The bus driver is the first in a series of ‘Other People’s Jobs’ focussing on local people’s occupations. It ran weekly in The Stamford Mercury from 1934 to 1935.

“Friend of Kiddies and Older Folk.

And Messenger of all!

How would you like to be a bus driver? Leaving apart the purely technical side of driving, his knowledge of the engine and of what to do when things go wrong, or the arm-aching job of ‘swinging it’ on a cold morning, he has one of the most fascinating occupations of any of us.

A least, that’s how it seems after a run to Oundle and back, chosen haphazardly from the many services operating from Stamford by Mr. W. H. Patch’s Cream Buses.

All along the route the Cream bus is a familiar thing, and the driver a man respected. It may be Tom Helstrip one day, or Joe Colston another, but either is a well-known figure behind the wheel – the friend of kiddies and older folk and messenger of all!

These fellows have some queer jobs commissioned from, say, either Wittering, Wansford, Yarwell, Nassington, Fotheringhay or Tansor, through which they pass four times a day on their journeys to and from Oundle. When they set out from opposite the George Hotel, Stamford, they never know what they may be asked to do during the day or who they may be carrying.

Of course, they do know that each week-day morning of the year there is a parcel for Wansford, and a morning paper for Thornhaugh. There they have found that, by driving the bus near the cabin – simply by leaning out, unlatching a window, and passing the paper through to a table!

QUEER CARGO

Sometimes, their passengers a people who enjoy a remarkably pretty run who like to learn of Mary Queen of Scots at Fotheringhay, or of the old church at Tansor, with its original pews from Fotheringhay church. Then your driver becomes a historian.

At other times, an anxious parent entrusts an inrfant to their care – ‘and be sure he gets off at so and so!’

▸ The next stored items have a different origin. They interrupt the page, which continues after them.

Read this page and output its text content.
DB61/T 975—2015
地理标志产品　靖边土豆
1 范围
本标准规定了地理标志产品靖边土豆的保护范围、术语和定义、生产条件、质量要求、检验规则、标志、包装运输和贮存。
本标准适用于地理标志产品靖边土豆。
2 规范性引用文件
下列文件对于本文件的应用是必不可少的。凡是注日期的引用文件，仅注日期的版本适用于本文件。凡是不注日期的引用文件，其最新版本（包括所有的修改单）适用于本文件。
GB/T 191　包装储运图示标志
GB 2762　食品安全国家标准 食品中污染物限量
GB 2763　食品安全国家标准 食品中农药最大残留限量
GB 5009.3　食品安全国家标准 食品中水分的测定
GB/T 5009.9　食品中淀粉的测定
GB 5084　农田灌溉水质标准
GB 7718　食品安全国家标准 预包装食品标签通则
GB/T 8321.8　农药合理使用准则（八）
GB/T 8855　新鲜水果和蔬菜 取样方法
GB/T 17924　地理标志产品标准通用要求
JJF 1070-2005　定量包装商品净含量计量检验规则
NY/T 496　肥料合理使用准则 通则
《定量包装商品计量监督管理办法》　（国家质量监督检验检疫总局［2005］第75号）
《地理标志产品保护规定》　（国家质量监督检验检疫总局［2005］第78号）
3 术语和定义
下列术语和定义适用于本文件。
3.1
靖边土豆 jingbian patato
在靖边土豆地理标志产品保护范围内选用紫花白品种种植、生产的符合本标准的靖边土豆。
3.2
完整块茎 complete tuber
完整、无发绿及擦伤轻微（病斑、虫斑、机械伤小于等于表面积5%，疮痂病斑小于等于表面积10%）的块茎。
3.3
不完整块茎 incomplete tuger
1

Sometimes there are jolly fishing or picnic parties aboard, or passengers to the Burghley gold course, sightseers to Wittering aerodrome, visitors to the Wansford riding school, or schoolboys for Stamford.

But it is in dealing with messages and parcels that these drivers excel. Often they are asked to fetch cigarettes, and accumulators from the charging depot. In the summer-time they bring as many as 70 or 80 cream cheeses from Thornhaugh to Stamford, and, frequently, for a Wansford hostelry, they get requests to fetch a barrel of beer from an Oundle brewery.

It is quite a common thing, too, for housewives to ask them to bring their groceries, to order the Sunday joint, to visit the doctor’s surgery for a bottle of medicine or to call at the veterinary surgeon’s for something to cure an animal.

And all the time they have between entering and leaving Oundle in which to undertake these tasks is 15 minutes! Here, at least, is one of those ‘other people’s jobs’ nicely spiced with the spirit of adventure.”

The Stamford Mercury, 7th December, 1934.